すみ なんでしょって(笑) とても変わった戯曲のお話。まあ、三位一体がどうのとか、難しい会話がいろいろ挟まってましたけど、全体としてはコンパクトにまとまっていたってことで。
<ディオニスの宮にて>
レアナと呼ばれる美しい謎の女は、あまり相応しくないような酒場を渡り歩き、誰も知らない古い歌を歌っていた。その歌に魅了され、彼女を口説くものは多かったが、レアナは生活には困っていないと女優になる道を断り、会ったこともない運命の男性、詩人アドリアンがいるからと誘いを断った。
にえ これはなんだかよくわからないまま読み進めていくと、やがて神話に昇華されていったような、美しいお話だった。
すみ 噂話で語られていく、謎の女性レアナと、記憶を失い、約束の時間を過ぎてホテルに飛び込んだアドリアンという詩人、その二人の関係は? レアナの歌う誰も知らない古い歌の秘密は? って話。どう繋がるのかと読み進めていくと、美しいラストが待っているのよね。
<ムントゥリャサ通りで>
内務省のボルザ少佐のもとに訪れた老人ファルマは、三十年ほども前、ボルザ少佐がいたムントゥリャサ通りの小学校の校長だと名乗った。自分は貧民の出で、そのような学校に通ったことはないと言い張るボルザだったが、翌朝、保安警察に連れて行かれたファルマは、ボルザの子供時代にあった、驚くべき数々の出来事を語りはじめた。
にえ これは傑作中の傑作でしょ。ほんっとに魅了されたね。
すみ うん、少年時代のボルザの仲間には、あの世の入口を見つけたユダヤ人少年、たくさんの蝿をひとつの袋に集めることのできるタタール人の少年、2メートル40近くもある身長で彫像のように美しい少女、なにもないところから水槽を現わすことのできる奇術師・・・などなど、それだけでも魅了されるのに、そのエピソードのひとつひとつがまた魅力たっぷりで素敵なの。
にえ でも、この短篇の場合は、そういう単なる楽しい幻想小説には収まらないんだよね。ルーマニアの暗い政治的な背景もきっちり書かれているし。

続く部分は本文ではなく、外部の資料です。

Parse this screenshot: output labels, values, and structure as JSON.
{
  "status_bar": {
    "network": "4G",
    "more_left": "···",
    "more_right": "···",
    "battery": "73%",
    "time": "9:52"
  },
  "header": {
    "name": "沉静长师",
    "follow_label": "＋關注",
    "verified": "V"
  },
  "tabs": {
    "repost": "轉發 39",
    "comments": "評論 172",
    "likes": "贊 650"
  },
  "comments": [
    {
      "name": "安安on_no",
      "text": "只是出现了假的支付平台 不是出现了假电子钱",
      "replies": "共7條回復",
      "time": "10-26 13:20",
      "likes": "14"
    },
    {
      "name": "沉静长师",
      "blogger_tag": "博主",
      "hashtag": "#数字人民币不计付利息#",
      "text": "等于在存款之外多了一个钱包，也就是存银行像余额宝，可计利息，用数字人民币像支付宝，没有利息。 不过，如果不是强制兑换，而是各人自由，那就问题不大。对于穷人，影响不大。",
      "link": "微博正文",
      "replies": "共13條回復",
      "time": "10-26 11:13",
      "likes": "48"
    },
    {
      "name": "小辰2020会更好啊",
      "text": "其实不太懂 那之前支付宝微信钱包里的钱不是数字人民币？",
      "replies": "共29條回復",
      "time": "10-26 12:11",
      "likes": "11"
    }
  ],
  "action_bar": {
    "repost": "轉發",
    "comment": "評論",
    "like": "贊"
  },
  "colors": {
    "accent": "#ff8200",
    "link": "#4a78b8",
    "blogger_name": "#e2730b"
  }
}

すみ いつのまにやら、謎を解くミステリでもあるんだと気づかされるしね。そうそう、それに、「ディオニスの宮にて」とも意外なところで繋がっていることを知って驚くし! エリアーデの良さがわからない、なんて言う人がいたら、これだけでも読ませたいっ、読んでから判断していただきたいっ、っていうような作品だった。
<将軍の服>
知り合ったばかりの高校生ヴラッドを連れ、おじアンティムの住む屋敷の屋根裏に忍びこんだイエロニムは、長持ちを探し、将軍の軍服を持ち出そうとしていた。かつてこの家に住んだ人々はみな亡くなっていた。一方、演奏を終え、帰宅しようとしたチェロリストのアンティムは、マリア・ダ・マリアと名乗る娘に、個人レッスンを申し込まれた。
にえ イエロニムは将軍夫人の最期の言葉を聞いた、たった一人の生き証人で、自分に息子ができ、17才になったその子に話す以外には、決してだれにも明かせないの。で、おじのアンティムは、自分と結ばれる運命にある、たった一人の異人の女性を待っているの。
すみ なんとも不思議なお話だったよね。この屋敷には、あたりまえのように亡霊も一緒に住んでいて・・・。